Beginning. I think of my books’ beginnings classically, as invocations to the muses, who/whatever these muses may be.
Ending. Could be a segue into the next book’s concerns.
The Hustle. There’s the something beyond creation or the creative work — the marketing, the hustle, the move from creative person to business person, when engaged in manuscript submissions, combing finely through all the literary e-resources for publishers’ submissions calls (this is when it’s helpful to have a RSS feed reader), manuscript open reading periods, what publishers want what kind of work and by when. This is all task oriented: composing cover letters, e-submissions (for example, via Submishmash), or stocking up on printer toner, reams of paper, and making frequent trips to the post office.

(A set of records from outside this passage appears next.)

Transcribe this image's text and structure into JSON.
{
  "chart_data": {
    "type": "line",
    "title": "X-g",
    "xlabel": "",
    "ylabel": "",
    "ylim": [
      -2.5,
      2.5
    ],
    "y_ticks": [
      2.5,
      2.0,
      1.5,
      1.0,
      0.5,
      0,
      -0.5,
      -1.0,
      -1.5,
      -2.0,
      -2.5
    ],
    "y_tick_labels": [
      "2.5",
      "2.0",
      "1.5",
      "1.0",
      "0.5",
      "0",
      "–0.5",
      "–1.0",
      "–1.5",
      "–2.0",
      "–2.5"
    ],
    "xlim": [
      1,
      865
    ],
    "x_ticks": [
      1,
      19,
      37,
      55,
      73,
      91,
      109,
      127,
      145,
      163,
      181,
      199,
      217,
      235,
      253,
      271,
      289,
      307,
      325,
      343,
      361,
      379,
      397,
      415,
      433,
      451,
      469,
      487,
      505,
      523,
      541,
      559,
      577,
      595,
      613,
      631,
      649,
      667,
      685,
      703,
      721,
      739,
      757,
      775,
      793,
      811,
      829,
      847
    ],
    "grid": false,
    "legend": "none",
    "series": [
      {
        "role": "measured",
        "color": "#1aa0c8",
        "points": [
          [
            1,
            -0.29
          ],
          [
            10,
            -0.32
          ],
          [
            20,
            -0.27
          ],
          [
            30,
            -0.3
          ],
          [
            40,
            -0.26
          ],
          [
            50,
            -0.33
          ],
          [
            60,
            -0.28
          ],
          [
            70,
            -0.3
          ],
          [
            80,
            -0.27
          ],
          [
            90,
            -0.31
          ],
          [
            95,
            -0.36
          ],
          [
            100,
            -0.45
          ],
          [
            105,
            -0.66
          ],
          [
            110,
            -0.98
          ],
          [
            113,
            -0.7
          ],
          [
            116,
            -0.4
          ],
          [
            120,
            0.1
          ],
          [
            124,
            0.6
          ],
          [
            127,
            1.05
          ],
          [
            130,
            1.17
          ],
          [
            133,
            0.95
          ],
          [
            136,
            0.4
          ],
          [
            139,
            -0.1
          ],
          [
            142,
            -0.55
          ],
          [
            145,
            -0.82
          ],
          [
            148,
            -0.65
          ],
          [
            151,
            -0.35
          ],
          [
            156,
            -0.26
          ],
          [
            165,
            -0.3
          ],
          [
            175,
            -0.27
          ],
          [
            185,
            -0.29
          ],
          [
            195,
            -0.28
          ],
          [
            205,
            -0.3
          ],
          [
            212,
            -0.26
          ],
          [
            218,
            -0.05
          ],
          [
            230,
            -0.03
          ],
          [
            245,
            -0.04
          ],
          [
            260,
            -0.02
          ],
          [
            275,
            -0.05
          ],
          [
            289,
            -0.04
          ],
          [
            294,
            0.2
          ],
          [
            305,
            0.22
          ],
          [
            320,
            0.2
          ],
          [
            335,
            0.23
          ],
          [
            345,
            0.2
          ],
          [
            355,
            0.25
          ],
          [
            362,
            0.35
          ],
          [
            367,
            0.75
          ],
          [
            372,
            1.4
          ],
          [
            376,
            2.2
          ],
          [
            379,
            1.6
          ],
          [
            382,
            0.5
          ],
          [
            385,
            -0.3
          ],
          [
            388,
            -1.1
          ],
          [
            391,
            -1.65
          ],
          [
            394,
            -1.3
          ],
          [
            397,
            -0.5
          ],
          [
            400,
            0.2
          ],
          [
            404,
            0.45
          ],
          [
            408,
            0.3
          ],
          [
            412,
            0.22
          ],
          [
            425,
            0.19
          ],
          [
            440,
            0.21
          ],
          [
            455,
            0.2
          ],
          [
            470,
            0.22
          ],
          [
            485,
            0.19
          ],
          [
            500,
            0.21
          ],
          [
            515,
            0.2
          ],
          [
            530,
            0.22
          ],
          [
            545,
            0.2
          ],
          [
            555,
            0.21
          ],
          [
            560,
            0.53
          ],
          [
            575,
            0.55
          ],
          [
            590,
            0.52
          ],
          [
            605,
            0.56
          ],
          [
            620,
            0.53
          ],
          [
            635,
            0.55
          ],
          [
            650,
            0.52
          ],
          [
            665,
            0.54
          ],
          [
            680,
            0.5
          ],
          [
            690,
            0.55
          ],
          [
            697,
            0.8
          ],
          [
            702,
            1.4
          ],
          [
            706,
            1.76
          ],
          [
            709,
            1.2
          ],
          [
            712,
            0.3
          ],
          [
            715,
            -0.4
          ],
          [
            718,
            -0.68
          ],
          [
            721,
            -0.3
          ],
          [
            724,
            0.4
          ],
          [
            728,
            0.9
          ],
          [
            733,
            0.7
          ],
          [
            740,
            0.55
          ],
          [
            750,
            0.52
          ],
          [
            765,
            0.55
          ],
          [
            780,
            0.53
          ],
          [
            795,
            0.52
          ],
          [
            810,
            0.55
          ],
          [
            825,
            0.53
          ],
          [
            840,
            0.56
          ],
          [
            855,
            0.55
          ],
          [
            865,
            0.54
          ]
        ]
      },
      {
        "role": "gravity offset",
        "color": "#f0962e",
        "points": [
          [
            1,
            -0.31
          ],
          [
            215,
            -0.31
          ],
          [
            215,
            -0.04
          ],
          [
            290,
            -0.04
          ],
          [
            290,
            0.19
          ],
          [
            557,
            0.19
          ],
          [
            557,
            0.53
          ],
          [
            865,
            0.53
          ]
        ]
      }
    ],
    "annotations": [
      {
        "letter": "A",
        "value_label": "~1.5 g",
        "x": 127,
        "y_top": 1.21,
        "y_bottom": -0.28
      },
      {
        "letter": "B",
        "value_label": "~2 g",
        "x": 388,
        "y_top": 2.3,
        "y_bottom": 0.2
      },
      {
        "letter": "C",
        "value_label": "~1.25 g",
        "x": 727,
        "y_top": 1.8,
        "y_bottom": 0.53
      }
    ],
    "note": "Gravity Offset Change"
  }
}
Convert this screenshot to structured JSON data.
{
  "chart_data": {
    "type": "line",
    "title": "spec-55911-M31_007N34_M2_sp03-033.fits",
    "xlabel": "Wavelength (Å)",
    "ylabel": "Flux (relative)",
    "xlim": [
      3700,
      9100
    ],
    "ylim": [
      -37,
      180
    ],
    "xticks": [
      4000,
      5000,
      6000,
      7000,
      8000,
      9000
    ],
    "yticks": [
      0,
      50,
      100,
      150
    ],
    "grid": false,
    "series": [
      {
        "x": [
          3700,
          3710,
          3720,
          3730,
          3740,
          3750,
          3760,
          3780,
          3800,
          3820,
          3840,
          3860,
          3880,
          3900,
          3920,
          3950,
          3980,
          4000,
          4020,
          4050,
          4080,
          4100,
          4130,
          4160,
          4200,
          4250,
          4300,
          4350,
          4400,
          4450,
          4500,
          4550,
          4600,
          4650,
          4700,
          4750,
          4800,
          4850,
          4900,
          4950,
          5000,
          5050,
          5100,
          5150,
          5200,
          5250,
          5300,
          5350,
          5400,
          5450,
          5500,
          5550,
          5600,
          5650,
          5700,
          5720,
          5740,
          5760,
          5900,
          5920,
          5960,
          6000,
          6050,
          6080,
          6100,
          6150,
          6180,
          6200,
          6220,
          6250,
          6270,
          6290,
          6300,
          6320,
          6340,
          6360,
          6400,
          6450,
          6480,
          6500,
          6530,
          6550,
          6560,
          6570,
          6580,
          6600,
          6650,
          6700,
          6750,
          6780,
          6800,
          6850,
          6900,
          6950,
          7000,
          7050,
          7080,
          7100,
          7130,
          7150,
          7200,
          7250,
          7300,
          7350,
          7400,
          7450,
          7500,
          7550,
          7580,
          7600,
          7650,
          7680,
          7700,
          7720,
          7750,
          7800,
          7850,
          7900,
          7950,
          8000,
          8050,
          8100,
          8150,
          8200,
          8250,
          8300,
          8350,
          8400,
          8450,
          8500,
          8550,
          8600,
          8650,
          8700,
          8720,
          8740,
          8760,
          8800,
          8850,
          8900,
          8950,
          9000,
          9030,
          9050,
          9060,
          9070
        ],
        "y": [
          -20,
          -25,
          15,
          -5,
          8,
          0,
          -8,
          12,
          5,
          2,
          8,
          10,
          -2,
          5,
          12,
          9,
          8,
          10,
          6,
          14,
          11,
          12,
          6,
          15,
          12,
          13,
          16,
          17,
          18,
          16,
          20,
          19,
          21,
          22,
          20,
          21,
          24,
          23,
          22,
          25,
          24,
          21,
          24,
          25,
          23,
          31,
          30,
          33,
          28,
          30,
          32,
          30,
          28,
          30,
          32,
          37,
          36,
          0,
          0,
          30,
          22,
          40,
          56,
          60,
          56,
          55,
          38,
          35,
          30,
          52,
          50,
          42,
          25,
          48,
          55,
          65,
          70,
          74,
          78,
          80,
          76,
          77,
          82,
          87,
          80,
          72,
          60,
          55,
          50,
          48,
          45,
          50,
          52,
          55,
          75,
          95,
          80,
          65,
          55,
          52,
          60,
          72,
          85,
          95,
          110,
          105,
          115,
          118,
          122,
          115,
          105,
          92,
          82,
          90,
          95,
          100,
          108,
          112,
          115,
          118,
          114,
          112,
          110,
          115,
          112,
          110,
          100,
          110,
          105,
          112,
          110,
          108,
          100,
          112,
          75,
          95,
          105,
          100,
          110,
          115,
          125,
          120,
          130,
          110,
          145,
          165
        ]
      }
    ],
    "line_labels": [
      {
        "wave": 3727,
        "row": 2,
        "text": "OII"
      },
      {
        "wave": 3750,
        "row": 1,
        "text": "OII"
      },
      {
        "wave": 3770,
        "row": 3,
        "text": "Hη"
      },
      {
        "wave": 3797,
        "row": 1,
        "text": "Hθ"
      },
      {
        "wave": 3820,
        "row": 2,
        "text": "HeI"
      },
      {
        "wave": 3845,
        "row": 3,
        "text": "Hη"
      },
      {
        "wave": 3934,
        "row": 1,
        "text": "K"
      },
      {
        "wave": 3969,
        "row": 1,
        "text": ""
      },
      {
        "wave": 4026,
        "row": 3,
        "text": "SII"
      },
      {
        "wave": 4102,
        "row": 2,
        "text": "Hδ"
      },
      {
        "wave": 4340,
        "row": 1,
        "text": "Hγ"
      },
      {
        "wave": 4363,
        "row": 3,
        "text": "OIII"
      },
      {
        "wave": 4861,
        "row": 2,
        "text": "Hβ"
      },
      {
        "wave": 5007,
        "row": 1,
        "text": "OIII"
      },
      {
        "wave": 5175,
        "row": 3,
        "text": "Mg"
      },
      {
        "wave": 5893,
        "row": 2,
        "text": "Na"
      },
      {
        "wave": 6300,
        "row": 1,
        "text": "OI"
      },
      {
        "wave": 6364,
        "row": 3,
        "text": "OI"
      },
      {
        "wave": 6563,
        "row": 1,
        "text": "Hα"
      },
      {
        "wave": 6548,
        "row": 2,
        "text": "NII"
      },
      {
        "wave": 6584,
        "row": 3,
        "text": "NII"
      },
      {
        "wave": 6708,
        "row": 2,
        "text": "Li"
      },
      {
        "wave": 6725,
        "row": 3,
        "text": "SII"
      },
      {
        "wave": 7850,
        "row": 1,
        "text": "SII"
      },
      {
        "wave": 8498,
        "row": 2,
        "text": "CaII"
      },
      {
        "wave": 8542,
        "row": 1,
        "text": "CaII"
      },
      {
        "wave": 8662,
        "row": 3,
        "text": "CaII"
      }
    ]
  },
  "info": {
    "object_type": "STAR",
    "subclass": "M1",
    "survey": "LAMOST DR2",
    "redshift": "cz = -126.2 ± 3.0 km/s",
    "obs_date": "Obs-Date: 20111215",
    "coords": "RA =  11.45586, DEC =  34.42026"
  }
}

What would my advice be here, except to read submissions calls carefully, completely, thoroughly. I can’t stress this enough. I frequently post submissions calls on the PAWA blog and listserv, and I cannot tell you how many people backchannel me, asking me for various types of information, when the submissions calls clearly provide the contact information in them, i.e. the parties to whom those questions should be directed. Asking me is like shooting the messenger. Moreover, the kinds of questions people ask me can be quickly resolved, again, by simply reading the submissions call.
People, to be a professional is to be able to read guidelines, and follow directions without freaking out.
My other piece of advice would be about entering your manuscript into contests. It’s OK to do this, though it’s never been my preference. I do the publisher query and the open submissions period. That’s what has worked for me, not just in getting my manuscript through the door, but throughout the editorial process and into the distribution and marketing of the book. So with contests, and of course, with all publishers to whom you submit, choose these wisely, be discerning. Which publishers forward work more in line with your aesthetics or politics? Do you feel more comfortable going with an established press or with an upstart one, with which you can grow? Look at their distribution networks. Look at their production values. Don’t just go with what’s “easiest.”
I’ve heard of writers who feel totally screwed in varying degrees, by a contest they have won. Much of this being/feeling screwed can be attributed to the fact that there is little or no opportunity to establish a relationship with an editor or publisher to continue to grow and foster, when going the contest route. An outside judge has been paid to yay or nay your work, before cutting out and getting to the next gig, regardless of what the editors/publishers think, and you haven’t had to opportunity to introduce yourself to them.
Moreover, contest fees can add up to a lot of money better spent on things like rent/mortgage, groceries, et al. Still, these days, some publishers also have submissions fees, which I used to be fervently against. Recently, I’d heard a poetry teacher I know tell her students those fees are basically donations to the indie presses, whom we know are not swimming in cash. So one way to feel OK about parting with more cash is to think about it in terms of supporting the indie publishing industry.
And it’s precisely because I am tapped into so many resources that (1) people ask me for/about stuff all the time, and (2) it makes sense to share all of this information with others. The danger, of course, is taking on too much work, and losing focus as an artist.
Next blog post, post-Rapture, I will talk about Curation.
For now, it’s all about the Red Rockers’ version of “Eve of Destruction,” some Guns N’ Roses (they’re appropriate for the End of the World), Nine Inch Nails’ post-apocalyptic Year Zero, and watching again the Randy Savage vs. Ricky “the Dragon” Steamboat, in honor of Savage’s recent demise.